Each dish or drink can only be consumed by one cow (i.e., once food type 2 is assigned to a cow, no other cow can be assigned food type 2).
Input
Line 1: Three space-separated integers: N, F, and D
Lines 2.. N+1: Each line i starts with a two integers Fi and Di, the number of dishes that cow i likes and the number of drinks that cow i likes. The next Fi integers denote the dishes that cow i will eat, and the Di integers following that denote the drinks that cow i will drink.
Output
Line 1: A single integer that is the maximum number of cows that can be fed both food and drink that conform to their wishes
Sample Input
4 3 3 2 2 1 2 3 1 2 2 2 3 1 2 2 2 1 3 1 2 2 1 1 3 3
Sample Output
3
Hint
One way to satisfy three cows is:
Cow 1: no meal
Cow 2: Food #2, Drink #2
Cow 3: Food #1, Drink #1
Cow 4: Food #3, Drink #3
The pigeon-hole principle tells us we can do no better since there are only three kinds of food or drink.

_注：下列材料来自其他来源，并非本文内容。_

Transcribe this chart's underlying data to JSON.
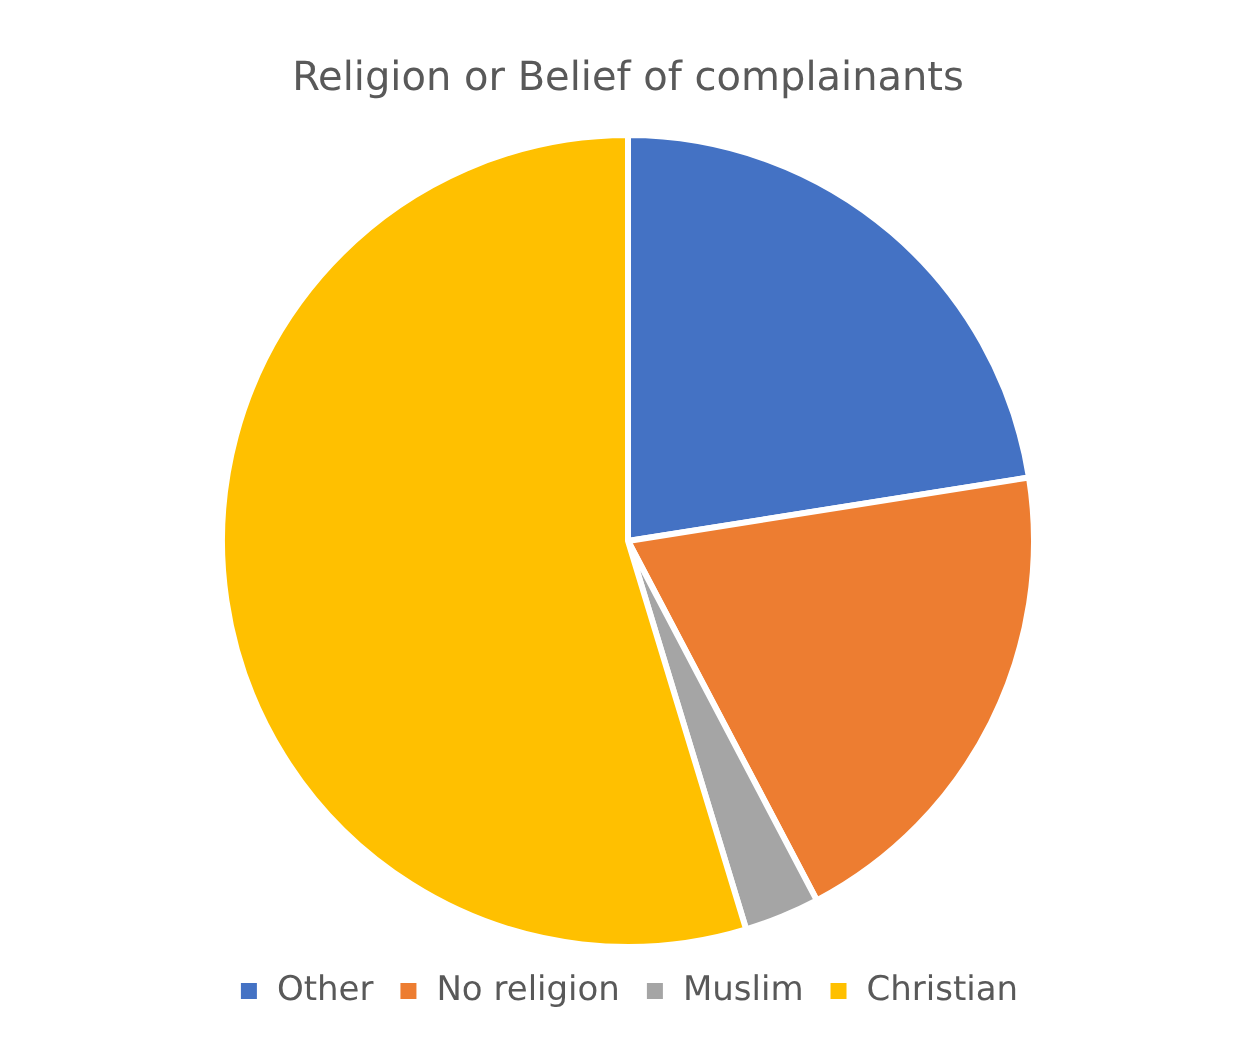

Other test data sets are more challenging, of course.
题意:就是农夫约翰有很多头牛,然后他做了f份食物和d份饮料,他忘了每头牛的喜好。每头牛喜欢特定序号的食物和饮料,所以农夫约翰想问问你能不能找到满足最多头牛都满意都能吃能喝的场景。
思路:这道题的话,在网络流专题里,所以就直接想了网络流的做法。这道题的建图就很巧妙,因为每头牛都有对应的喜好的食物和饮料,所以我们可以把每头牛分成两个点,一个点连着f(食物),一个点连着d(饮料),再在每头牛的两个点之间建一条容量为1的边。然后再在f(食物)点左边建一个源点s,再在d(饮料)点右边建一个汇点t。具体效果图如下。
下面附上AC代码:
#include <stdio.h>
#include <algorithm>
#include <math.h>
#include <string>
#include <string.h>
#include <vector>
#include <iostream>
#include <queue>
const int maxx=1010;
const int inf=0x3f3f3f3f;
using namespace std;
int c[maxx][maxx],pre[maxx],flow[maxx];
int n;//点的个数,编号0-n.n包括了源点和汇点。
int bfs(int s,int t)
{
queue<int>q;
while(!q.empty())
q.pop();
memset(pre,-1,sizeof(pre));
pre[s]=0;
flow[s]=inf;
q.push(s);
while(!q.empty())
{
int index=q.front();
q.pop();
if(index==t)
break; //枚举所有的点,如果点的编号起始点有变化可以改这里
for(int i=0; i<=n; i++)
{
if(c[index][i]>0 && pre[i]==-1 && i!=s)
{
pre[i]=index;
flow[i]=min(c[index][i],flow[index]);
q.push(i);
}
}
}
if(pre[t]==-1)//即找不到汇点上去了。找不到增广路径了
return -1;
else
return flow[t];
}
int max_flow(int u,int v)
{
int sumflow=0,ans;
while(ans=bfs(u,v)!=-1)
{
int k=v;
while(k!=u)
{
int last=pre[k];
c[last][k]-=ans;
c[k][last]+=ans;
k=last;
}
sumflow+=ans;
}
return sumflow;
}
int main()
{
int N,f,d;
while(~scanf("%d%d%d",&N,&f,&d))
{
memset(c,0,sizeof(c));
n=f+d+2*N+1;
for(int i=1; i<=f; i++)
c[0][i]=1;
for(int i=f+2*N+1; i<=f+d+2*N; i++)
c[i][n]=1;
for(int i=1; i<=N; i++)
c[f+2*i-1][f+2*i]=1;
int a,b;
int x;
for(int i=1;i<=N;i++)
{
scanf("%d%d",&a,&b);
while(a--)
{
scanf("%d",&x);
c[x][f+2*i-1]=1;
}
while(b--)
{
scanf("%d",&x);
c[f+2*i][f+2*N+x]=1;
}
}
printf("%d\n",max_flow(0,n));
}
return 0;
}